Il Fisco può aiutare la voglia di innovazione

l’analisi

Il Fisco può aiutare la voglia di innovazione

La crescita del 4,5% delle domande italiane di brevetti all'Epo (European patent office) registrata nel 2016 sono un segnale di forte dinamismo e di spinta all'innovazione da parte di imprese e start up italiane. Un patrimonio da fortificare e di cui tenere conto nella prospettiva di potenziare le misure sulla crescita. Il solco è stato scavato con le leggi di stabilità e di bilancio degli ultimi anni. Sono soprattutto due gli assi portanti che possono agire sotto il profilo fiscale sulla leva dell'innovazione. Da un lato, il patent box ossia la detassazione dei redditi prodotti da marchi, brevetti, know how e tutti quelli che in gergo tecnico si chiamano “intangibili”. Dall'altro, il credito d'imposta, ricerca e sviluppo su cui la manovra 2017 ha effettuato un deciso restyling potenziandone e semplificandone il meccanismo.

La partita sui marchi
Sul patent box, però, si gioca una partita delicata. L'agenzia delle Entrate, dopo una fase di rodaggio e dopo la definizione di alcuni casi-tipo, sta chiudendo la fase dei ruling, ossia degli accordi con i contribuenti che apre le porte all'agevolazione fiscale. Il primo anno ha fatto segnare un boom di istanze (circa 4.500) a fronte di un tempo piuttosto ristretto concesso dalle tempistiche con cui sono arrivati i provvedimenti attuativi. Un chiaro indicatore della risposta all'esigenza di un fisco che si faccia sempre più motore dell'innovazione e dello sviluppo. Ora però quell'esigenza ha bisogna di certezze.

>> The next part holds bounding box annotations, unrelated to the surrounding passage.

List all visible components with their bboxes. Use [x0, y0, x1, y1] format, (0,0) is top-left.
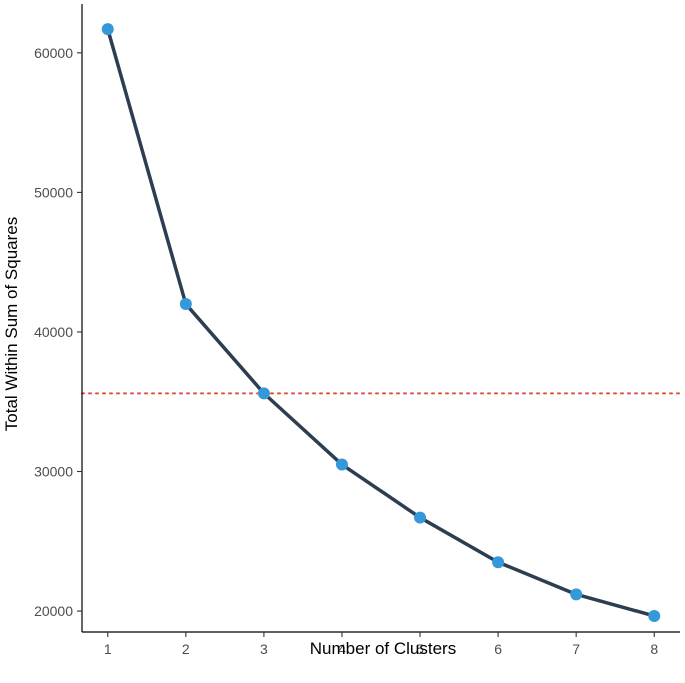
x-tick-label: 3 — [260, 641, 268, 657]
x-tick-label: 5 — [416, 641, 424, 657]
x-tick-label: 7 — [572, 641, 580, 657]
data-point-2 — [179, 298, 192, 311]
x-tick-label: 6 — [494, 641, 502, 657]
axes: 1 2 3 4 5 6 7 8 20000 30000 40000 50000 60000 — [34, 4, 680, 657]
x-tick-label: 2 — [182, 641, 190, 657]
y-tick-label: 30000 — [34, 464, 73, 480]
x-axis-title: Number of Clusters — [310, 639, 456, 658]
data-point-5 — [414, 511, 427, 524]
y-tick-label: 50000 — [34, 184, 73, 200]
data-point-7 — [570, 588, 583, 601]
data-point-8 — [648, 609, 661, 622]
y-tick-label: 40000 — [34, 324, 73, 340]
plot-area — [81, 23, 681, 622]
data-point-6 — [492, 556, 505, 569]
data-point-4 — [335, 458, 348, 471]
data-point-3 — [257, 387, 270, 400]
y-axis-title: Total Within Sum of Squares — [2, 217, 21, 431]
x-tick-label: 1 — [104, 641, 112, 657]
data-point-1 — [101, 23, 114, 36]
y-tick-label: 60000 — [34, 45, 73, 61]
y-tick-label: 20000 — [34, 603, 73, 619]
x-tick-label: 4 — [338, 641, 346, 657]
x-tick-label: 8 — [650, 641, 658, 657]
series-line — [106, 28, 655, 618]
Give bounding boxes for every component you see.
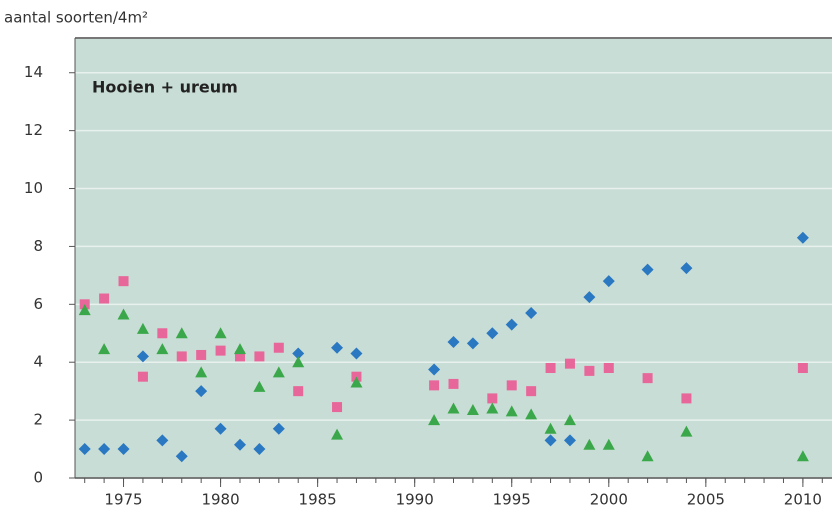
x-tick-label: 1985 (299, 491, 337, 509)
x-tick-label: 2010 (784, 491, 822, 509)
point (680, 262, 693, 275)
point (196, 349, 207, 360)
x-tick-label: 2005 (687, 491, 725, 509)
point (156, 343, 169, 355)
point (545, 363, 556, 373)
point (505, 318, 518, 331)
x-tick-label: 1995 (493, 491, 531, 509)
point (680, 425, 693, 437)
point (602, 438, 615, 450)
point (253, 443, 266, 456)
x-tick-label: 1980 (201, 491, 239, 509)
point (234, 351, 245, 362)
point (486, 327, 499, 340)
point (98, 443, 111, 456)
y-tick-label: 8 (33, 237, 43, 255)
point (136, 350, 149, 363)
point (98, 343, 111, 355)
y-tick-label: 4 (33, 353, 43, 371)
point (797, 363, 808, 373)
point (195, 385, 208, 398)
point (272, 366, 285, 378)
point (563, 414, 576, 426)
point (176, 351, 187, 362)
point (506, 380, 517, 391)
point (233, 438, 246, 451)
point (350, 347, 363, 360)
point (331, 428, 344, 440)
point (273, 342, 284, 353)
annotation: Hooien + ureum (92, 78, 238, 97)
point (292, 356, 305, 368)
point (796, 231, 809, 244)
point (293, 386, 304, 397)
point (448, 378, 459, 389)
y-tick-label: 6 (33, 295, 43, 313)
point (486, 402, 499, 414)
y-tick-label: 2 (33, 411, 43, 429)
point (292, 347, 305, 360)
point (117, 443, 130, 456)
point (253, 380, 266, 392)
point (603, 363, 614, 373)
point (563, 434, 576, 447)
point (642, 373, 653, 384)
point (466, 337, 479, 350)
point (175, 327, 188, 339)
point (564, 358, 575, 369)
point (796, 450, 809, 462)
point (332, 402, 343, 413)
point (214, 422, 227, 435)
point (525, 307, 538, 319)
y-tick-label: 10 (24, 179, 43, 197)
point (78, 443, 91, 456)
point (117, 308, 130, 320)
point (350, 376, 363, 388)
point (466, 403, 479, 415)
point (584, 365, 595, 376)
y-tick-label: 12 (24, 121, 43, 139)
point (487, 393, 498, 404)
point (681, 393, 692, 404)
point (447, 402, 460, 414)
x-tick-label: 1975 (104, 491, 142, 509)
point (118, 276, 129, 287)
point (583, 291, 596, 304)
point (428, 363, 441, 376)
point (602, 275, 615, 288)
y-axis-label: aantal soorten/4m² (4, 9, 148, 27)
x-tick-label: 1990 (396, 491, 434, 509)
x-tick-label: 2000 (590, 491, 628, 509)
point (525, 408, 538, 420)
point (641, 263, 654, 276)
y-tick-label: 14 (24, 63, 43, 81)
point (157, 328, 168, 339)
point (137, 371, 148, 382)
point (214, 327, 227, 339)
point (272, 422, 285, 435)
point (156, 434, 169, 447)
point (78, 304, 91, 316)
point (505, 405, 518, 417)
y-tick-label: 0 (33, 469, 43, 487)
point (429, 380, 440, 391)
point (428, 414, 441, 426)
point (526, 386, 537, 397)
point (195, 366, 208, 378)
point (215, 345, 226, 356)
point (233, 343, 246, 355)
point (175, 450, 188, 463)
point (544, 422, 557, 434)
point (583, 438, 596, 450)
point (641, 450, 654, 462)
point (136, 322, 149, 334)
point (544, 434, 557, 447)
point (331, 341, 344, 354)
point (254, 351, 265, 362)
point (99, 293, 110, 304)
point (447, 335, 460, 348)
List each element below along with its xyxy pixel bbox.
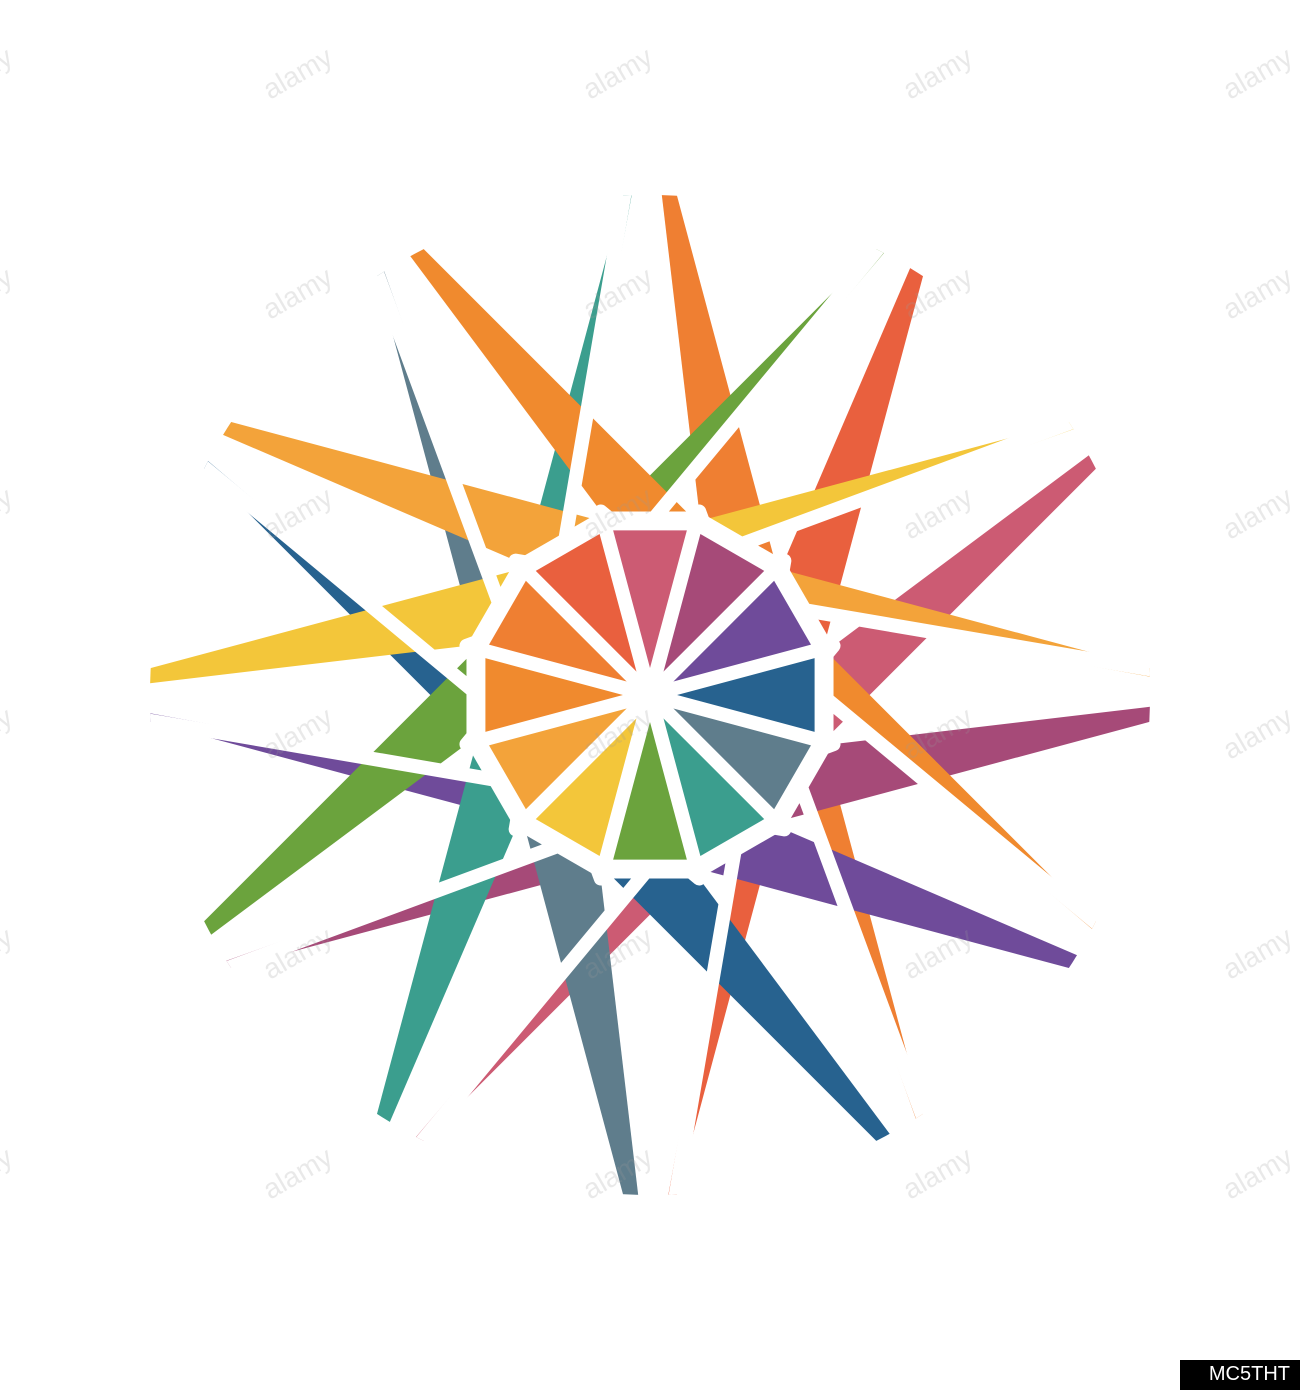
watermark: alamy [258,1141,338,1205]
watermark: alamy [1218,1141,1298,1205]
watermark: alamy [898,1141,978,1205]
watermark: alamy [578,41,658,105]
watermark: alamy [0,41,18,105]
watermark: alamy [0,1141,18,1205]
watermark: alamy [1218,701,1298,765]
inner-hub [482,527,819,864]
watermark: alamy [0,261,18,325]
watermark: alamy [258,41,338,105]
watermark: alamy [0,481,18,545]
watermark: alamy [1218,481,1298,545]
watermark: alamy [0,921,18,985]
watermark: alamy [0,701,18,765]
watermark: alamy [1218,261,1298,325]
shutter-color-wheel: alamy alamy alamy alamy alamy alamy alamy alamy… [0,0,1300,1390]
watermark: alamy [1218,921,1298,985]
watermark: alamy [1218,41,1298,105]
image-code: MC5THT [1209,1363,1290,1385]
watermark: alamy [898,41,978,105]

A cominciare dagli investimenti già fatti. Il punto interrogativo è rappresentato dalle raccomandazioni Ocse che vorrebbero far uscire i marchi dal perimetro dell'agevolazioni. Per ora il nostro Paese sta resistendo. Vedremo cosa succederà nei prossimi mesi. Ma è chiaro che anche su questo punto si gioca la credibilità di spingere fino in fondo la voglia di innovazione che le imprese stanno manifestando.